By sitting back and continuing to rely on its cost-based arbitrage model for over two decades, the software industry has placed in jeopardy not merely its own fortunes but that of India too. Those who think that Trump’s executive order notwithstanding, it will be business as usual in the hallways of business processing offices in Bengaluru and Gurugram, might want to take a look at the recent and not-so-recent past.
The fate of India’s auto components industry, once touted as a potential world beater, is a good reminder. Despite its promising beginnings, India’s share in global exports has remained stuck below 1% over the last decade, as component makers failed to scale up and deal with the realities of a changing market. As a consequence, the value of auto component exports increased from $5.1 billion in FY09 to $10.8 billion in FY16 (according to data from the India Brand Equity Foundation), way below the sector’s Vision 2015 target of $33 billion set by the Auto Component Manufacturers’ Association back in 2003-04.

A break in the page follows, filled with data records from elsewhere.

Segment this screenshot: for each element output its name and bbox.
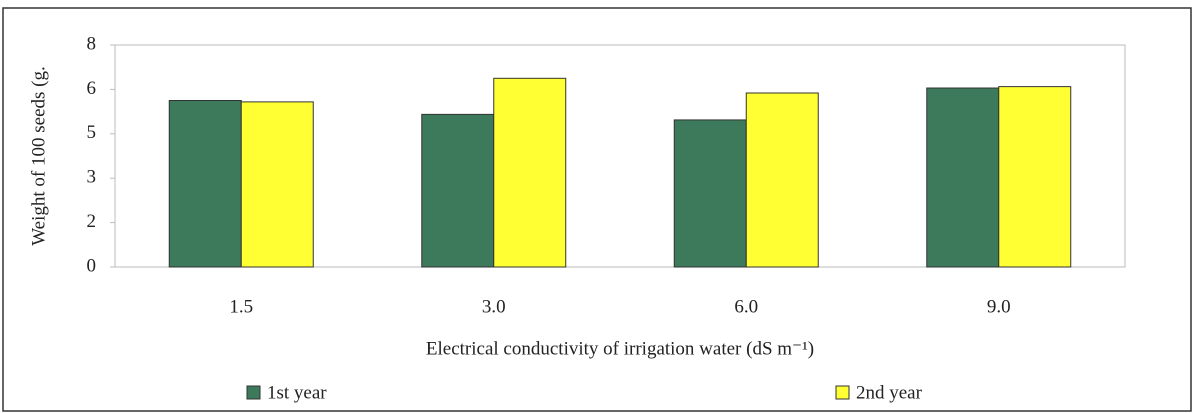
bar	[926, 87, 1000, 268]
y-tick-label: 6	[87, 78, 97, 99]
y-tick-label: 3	[87, 167, 97, 188]
legend-label: 1st year	[267, 382, 327, 403]
x-tick-label: 3.0	[482, 296, 506, 317]
frame	[2, 7, 1192, 412]
bar	[673, 119, 747, 268]
bar	[745, 92, 819, 268]
x-axis-label: Electrical conductivity of irrigation wa…	[426, 338, 814, 359]
y-tick-label: 2	[87, 211, 97, 232]
plot-area	[114, 44, 1126, 268]
y-axis-label: Weight of 100 seeds (g.	[28, 66, 49, 245]
bar	[421, 113, 495, 268]
legend-swatch	[835, 385, 850, 400]
bar	[998, 86, 1072, 268]
bar	[240, 101, 314, 268]
x-tick-label: 1.5	[229, 296, 253, 317]
y-tick-label: 5	[87, 122, 97, 143]
y-tick-label: 8	[87, 33, 97, 54]
x-tick-label: 9.0	[987, 296, 1011, 317]
legend-swatch	[246, 385, 261, 400]
bar	[168, 100, 242, 268]
y-tick-label: 0	[87, 255, 97, 276]
x-tick-label: 6.0	[734, 296, 758, 317]
legend-label: 2nd year	[856, 382, 923, 403]
bar	[493, 77, 567, 268]
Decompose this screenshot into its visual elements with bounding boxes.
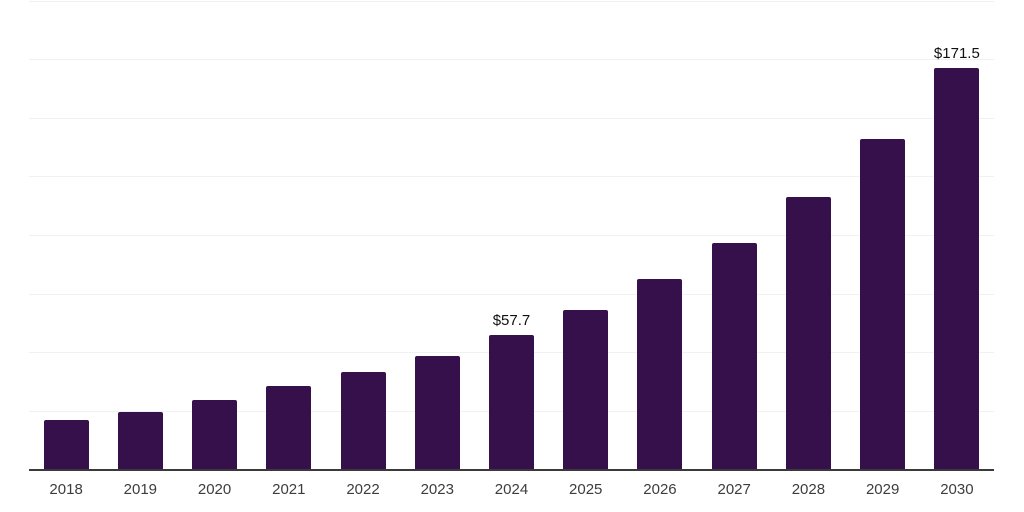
x-tick-label-2026: 2026: [643, 481, 677, 498]
bar-2019: [117, 412, 163, 470]
x-axis-tick-labels: 2018 2019 2020 2021 2022 2023 2024 2025 2026 2027…: [29, 481, 994, 503]
gridline: [29, 293, 994, 295]
gridline: [29, 235, 994, 236]
x-tick-label-2024: 2024: [494, 481, 529, 498]
x-tick-label-2020: 2020: [197, 481, 232, 498]
x-tick-label-2030: 2030: [940, 481, 974, 498]
bar-value-label-2030: $171.5: [933, 44, 980, 62]
bar-2026: [637, 279, 683, 470]
x-tick-label-2021: 2021: [272, 481, 306, 498]
x-tick-label-2019: 2019: [123, 481, 158, 498]
bar-2022: [340, 371, 386, 470]
x-tick-label-2023: 2023: [420, 481, 454, 498]
x-tick-label-2029: 2029: [865, 481, 900, 498]
bar-2020: [192, 399, 238, 470]
gridline: [29, 0, 994, 2]
plot-area: $57.7 $171.5: [29, 0, 994, 471]
x-tick-label-2027: 2027: [717, 481, 751, 498]
gridline: [29, 117, 994, 119]
bar-2029: [860, 139, 906, 470]
bar-2024: [489, 334, 534, 470]
gridline: [29, 59, 994, 61]
bar-2025: [563, 309, 609, 470]
x-tick-label-2022: 2022: [346, 481, 380, 498]
bar-2028: [785, 197, 831, 470]
bar-value-label-2024: $57.7: [492, 311, 531, 329]
bar-2023: [414, 355, 460, 470]
x-tick-label-2028: 2028: [791, 481, 826, 498]
gridline: [29, 176, 994, 178]
x-axis-line: [29, 469, 994, 471]
x-tick-label-2025: 2025: [569, 481, 603, 498]
x-tick-label-2018: 2018: [49, 481, 83, 498]
bar-2030: [934, 67, 980, 470]
bar-2027: [711, 242, 757, 470]
bar-2021: [266, 385, 312, 470]
bar-2018: [43, 419, 89, 470]
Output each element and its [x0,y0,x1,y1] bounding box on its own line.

Long before that, of course, there was the example of cotton exports in which India was the world leader in the 17th and 18th centuries before going into a decline from which there has been no comeback. Till the 18th century, India was the world’s largest producer of cotton textiles, as well as a major exporter. By the early 19th century, however, it had been supplanted by Britain as the world’s largest cotton textile producer, dominating not just the world export markets, but even selling back to India.
A 2005 research paper, Cotton Textiles and the great divergence: Lancashire, India and shifting competitive advantage, 1600-1850, by Stephen Broadberry and Bishnupriya Gupta of the Department of Economics, University of Warwick, analyses the decline and offers a sharp insight into its causes. “Low Indian wages acted as a spur to labour-saving technical progress in the British cotton textile industry. As British productivity increased, a point was reached where Britain’s higher wages were more than offset so that unit labour costs were lower in Britain and the reversal of competitive advantage occurred.” The similarities with India’s woes in software services are uncanny.
While the Y2K opportunity at the turn of this century provided India’s software services exporters the wings to fly, and gave India the boasting rights of being the IT backroom of the world, their subsequent inability to upscale their skills and their wares has led up to the current crisis. The industry needs a leaven of fast innovation and that too on a very large scale to posit itself as a provider of technological solutions to the world, just as China has become the go-to for all manufacturing—from zips to steel. That is the only language the guardians of global trade are likely to listen to.
Sundeep Khanna is a consulting editor at Mint and oversees the newsroom’s corporate coverage. The Corporate Outsider will look at current issues and trends in the corporate sector every week.